La nécessaire refondation des « branches professionnelles » des artistes-auteur·ices

La notion de « branche professionnelle » des artistes-auteur•ices ne peut plus continuer à rester un impensé aux contours flous, sans classification précise par activité principale exercée. La rédaction de l’article R. 382-1 du code de la sécurité sociale doit nécessairement être revue.

Sommaire
1/ Les artistes-auteurs n’ont pas de « branches professionnelles » à proprement parler
2/ Des « commissions instituées par branches professionnelles » créées dans le code de la sécurité sociale
3/ En 2013, un article règlementaire du code du travail prévoit une « répartition en nombre de sièges entre les branches professionnelles du collège des artistes auteurs »
4/ En 2026, des « élections professionnelles organisées par branche » : un découpage du corps électoral ne peut être flou, ni approximatif

1/ Les artistes-auteurs n’ont pas de « branches professionnelles » à proprement parler

En droit du travail, une « branche professionnelle » est un regroupement d’entreprises appartenant à un même secteur d’activité et relevant d’une « convention collective » qui résulte d’une initiative patronale. Une convention collective est un acte écrit, conclu entre des organisations syndicales d’employeurs et des organisations syndicales de salariés reconnues représentatives. Cette convention collective traite de l’ensemble des conditions d’emploi, de travail et de formation professionnelle des salariés et de leurs garanties sociales.
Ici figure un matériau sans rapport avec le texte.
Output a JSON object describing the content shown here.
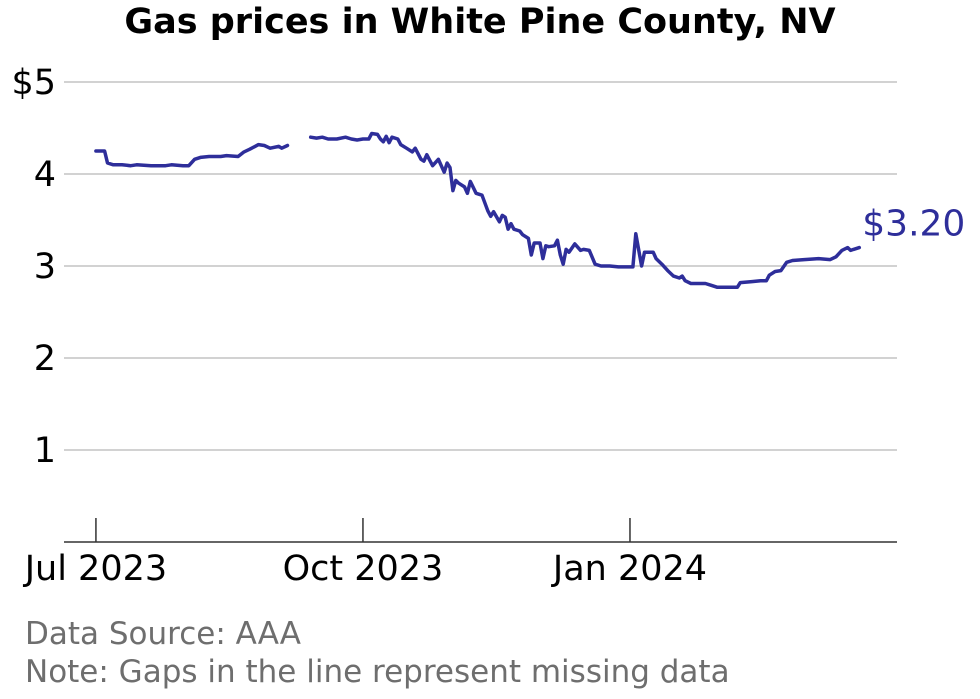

In fine, l’existence d’une « branche professionnelle » se déduit d’une « convention collective » ou d’un accord entre les organisations syndicales d’employeurs et les organisations syndicales de salariés.

Par exemple, il existe une dizaine de conventions collectives entre employeurs et salariés dans les branches du spectacle vivant ou enregistré. Les artistes-interprètes (salariés intermittents du spectacle) et leurs employeurs sont concernés.

Au sens du droit du travail, en l’absence d’employeurs et de salarié•es, il n’existe ni « conventions collectives », ni « branches professionnelles » pour les artistes-auteur•ices.

2/ Des « commissions instituées par branches professionnelles » créées dans le code de la sécurité sociale

Nous avons vu précédemment que l’article L382-1 du code de la sécurité sociale qui définit le champ d’application du régime fait référence à des « commissions instituées par branches professionnelles ».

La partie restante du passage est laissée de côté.